Defendant’s DNA on shotgun, jury told

A Grand Court jury began hearing evidence on Wednesday in the case of Tonie Elford Bush, who has pleaded not guilty to possession of an unlicensed firearm.

The firearm, a Remington 12-gauge pump-action shotgun loaded with four rounds of live ammunition, was found in the home Bush occupies with his mother, Crown counsel Scott Wainwright told the jurors when he opened the case.

Evidence includes DNA reports, Mr. Wainwright said. He explained that the shotgun and ammunition were swabbed. Analysis of swabs from the slide and the butt of the gun showed DNA matching that of Bush.

The likelihood of the DNA on the firearm coming from someone other than Bush was one in one quintillion, Mr. Wainwright said. He noted that a quintillion is a billion billion.

DNA from the four live cartridges was also compared to Bush’s DNA. The likelihood of the cartridge DNA coming from someone other than Bush was one in 88,000.

Bush, who chose to represent himself, asked the investigating officer about DNA on Thursday. He questioned whether DNA had been taken from the owners of the house and others who have access to it. He also wondered whether DNA swabs had been taken from the couch where officers said the shotgun was found.

After discussing the matter in the absence of the jury, Justice Malcolm Swift told jurors that police had had some DNA swabs for some time, but they had not been analyzed until Mr. Wainwright “came on the scene.”

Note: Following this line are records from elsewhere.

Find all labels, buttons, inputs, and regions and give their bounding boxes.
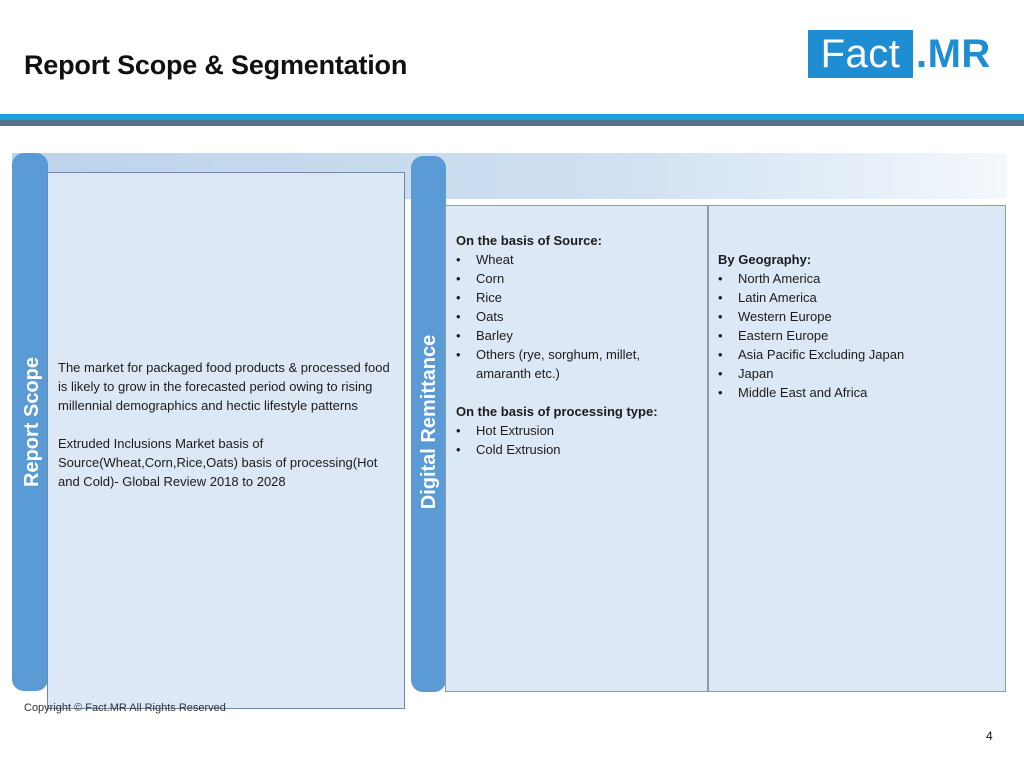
list-item: • North America — [718, 271, 821, 286]
processing-list — [456, 421, 701, 459]
segmentation-column-geography — [718, 250, 998, 402]
list-item: • Eastern Europe — [718, 328, 829, 343]
processing-heading: On the basis of processing type: — [456, 404, 658, 419]
list-item: • Others (rye, sorghum, millet, — [456, 347, 640, 362]
list-item: • Corn — [456, 271, 505, 286]
digital-remittance-label: Digital Remittance — [418, 334, 440, 510]
page-title: Report Scope & Segmentation — [24, 50, 408, 80]
list-item: • Barley — [456, 328, 513, 343]
geography-heading: By Geography: — [718, 252, 812, 267]
scope-paragraph-2: Extruded Inclusions Market basis of Source(Wheat,Corn,Rice,Oats) basis of processing(Hot and Cold)- Global Review 2018 to 2028 — [58, 436, 378, 489]
list-item-continuation: amaranth etc.) — [476, 366, 560, 381]
header-rule-slate — [0, 120, 1024, 126]
scope-paragraph-1: The market for packaged food products & processed food is likely to grow in the forecasted period owing to rising millennial demographics and hectic lifestyle patterns — [58, 360, 390, 413]
source-list — [456, 250, 701, 383]
logo-box-text: Fact — [808, 30, 913, 78]
fact-mr-logo — [808, 30, 991, 78]
page-number: 4 — [986, 729, 993, 743]
report-scope-text — [58, 358, 398, 491]
geography-list — [718, 269, 998, 402]
logo-rest-text: .MR — [916, 31, 991, 76]
report-scope-label: Report Scope — [21, 356, 43, 487]
list-item: • Cold Extrusion — [456, 442, 561, 457]
list-item: • Asia Pacific Excluding Japan — [718, 347, 905, 362]
list-item: • Wheat — [456, 252, 514, 267]
list-item: • Rice — [456, 290, 503, 305]
segmentation-column-source — [456, 231, 701, 459]
list-item: • Latin America — [718, 290, 817, 305]
list-item: • Oats — [456, 309, 504, 324]
source-heading: On the basis of Source: — [456, 233, 602, 248]
list-item: • Hot Extrusion — [456, 423, 555, 438]
segmentation-divider — [707, 205, 709, 692]
list-item: • Western Europe — [718, 309, 832, 324]
list-item: • Middle East and Africa — [718, 385, 868, 400]
copyright-text: Copyright © Fact.MR All Rights Reserved — [24, 702, 226, 714]
list-item: • Japan — [718, 366, 774, 381]
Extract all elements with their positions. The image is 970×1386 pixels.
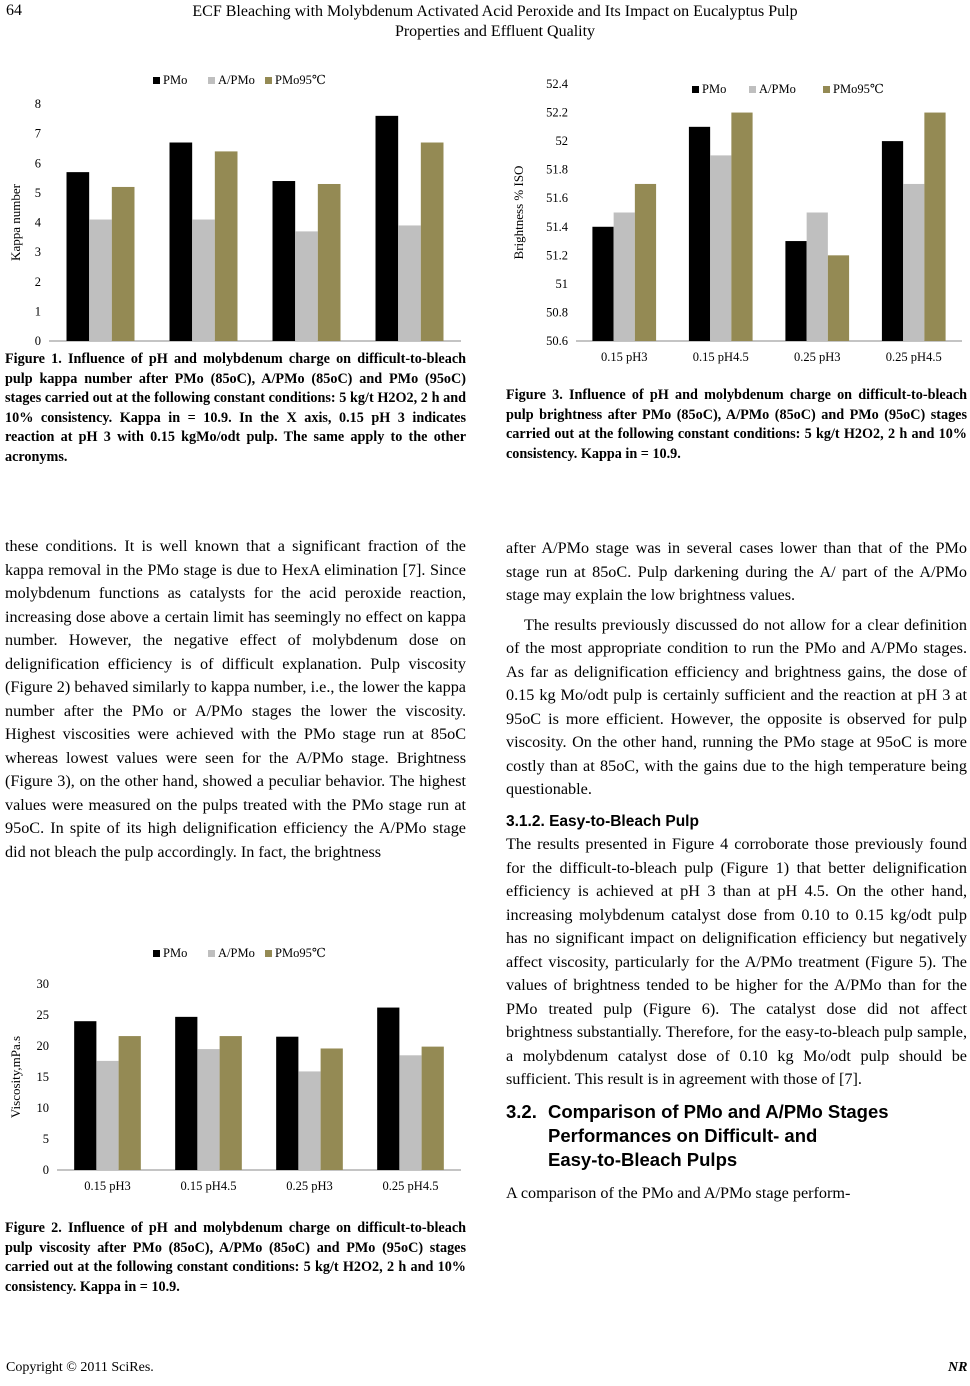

The swabs have now been tested, but the results had not yet been served on the defendant or his expert witness. When they received the results, they would need time to consider them.

On that basis, the judge advised that DNA experts would be giving their evidence on Monday.

As of Thursday lunchtime, seven police officers had given evidence about going with a search warrant to Bush’s residence at Miss Daisy Lane in West Bay after 6 a.m. on Nov. 5, 2015. The officers described their various roles in the procedure of knocking on the door, identifying themselves and calling on occupants to come out.

After Bush came out and was arrested, some officers entered the house. In a room said to be Bush’s bedroom, the shotgun was found hidden under three cushions on a sofa.

Each officer has been questioned as to whether he or she touched the shotgun or the ammunition or the defendant.

In his interview with police, Bush denied any knowledge of the shotgun, saying he had never seen it and never touched it.

In questioning one of the officers, Bush suggested that the firearm had been placed under the cushions by one of his family members or someone entering the house.

Justice Swift asked if he meant the police and Bush said yes.

The witness replied that no member of the police party placed the shotgun there.